Почему проходят эти чудесные минуты? Я не хочу, чтобы они проходили!

Бурные февральские дни разлучили их. У такого видного факультетского активиста сейчас нет времени для любви. Иржина понимала это. Индра – член комитета действия, дел у него по горло. Иржина попробовала дозвониться ему, но ей сказали, что у него важное заседание, оно началось еще утром и неизвестно когда кончится.

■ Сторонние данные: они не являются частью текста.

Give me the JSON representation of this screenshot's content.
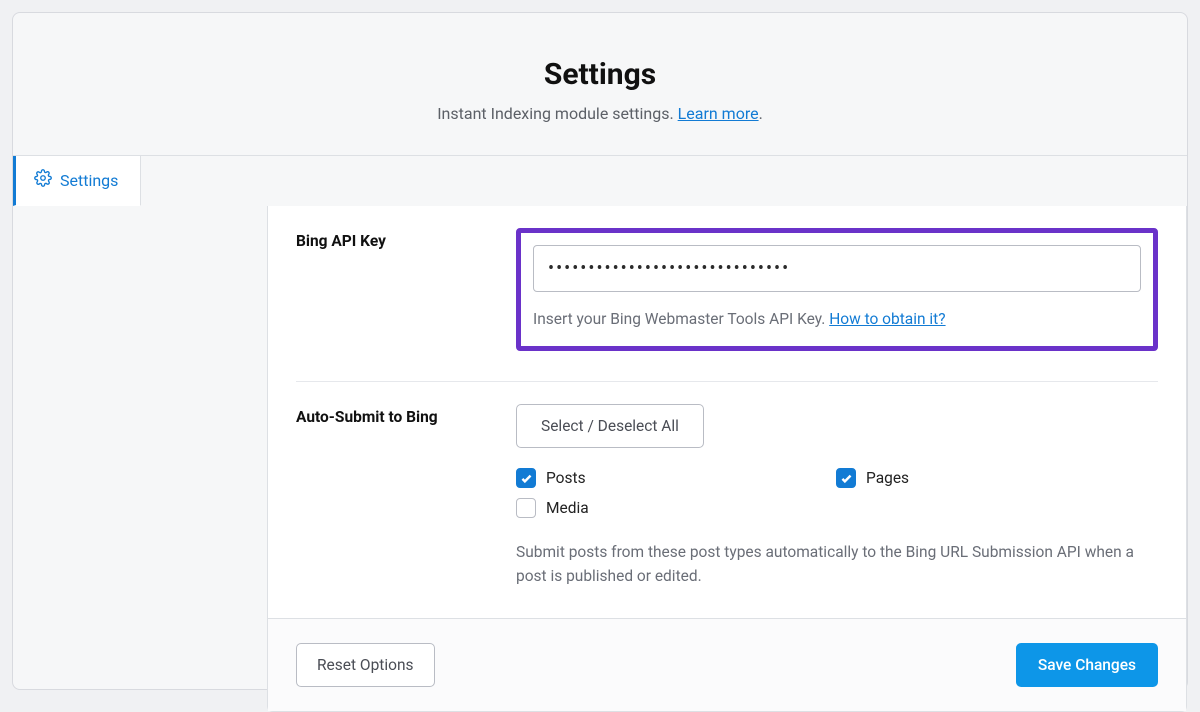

Иржина огорченно повесила трубку. Однажды вечером она даже пришла к нему домой, но, услышав за дверью незнакомые мужские голоса и смех, звучавший на всю их комнатку, не отважилась постучать. Хмурый огородник в первом этаже, высунув голову, неприветливо оглядел Иржину и, закрыв дверь, проворчал жене так, что было слышно и Иржине:

– Это опять барышня, что ходит к тому, наверху…

По твердой от мороза дорожке Иржина прошла мимо теплиц и вышла на грязную улицу. Барышня! Ей было мучительно стыдно…

Сегодня она прибежала к Индре прямо с лекции, дрожа от нетерпения рассказать свою новость. Что-то он скажет?

Иржине показалось, что Индра изменился за эти тревожные дни.

– Приходится заниматься всеми делами на факультете! – говорил он, сунув руки в карманы и размашисто шагая по комнате. – Политическая обстановка сложная, было много реакционеров, теперь заварилась такая каша! А мне надо зубрить фармакологию, я ее запустил. Но я не жалею об этом, – продолжал он как-то почти про себя. – Ты не представляешь, что у нас была за баталия. И еще не все кончилось.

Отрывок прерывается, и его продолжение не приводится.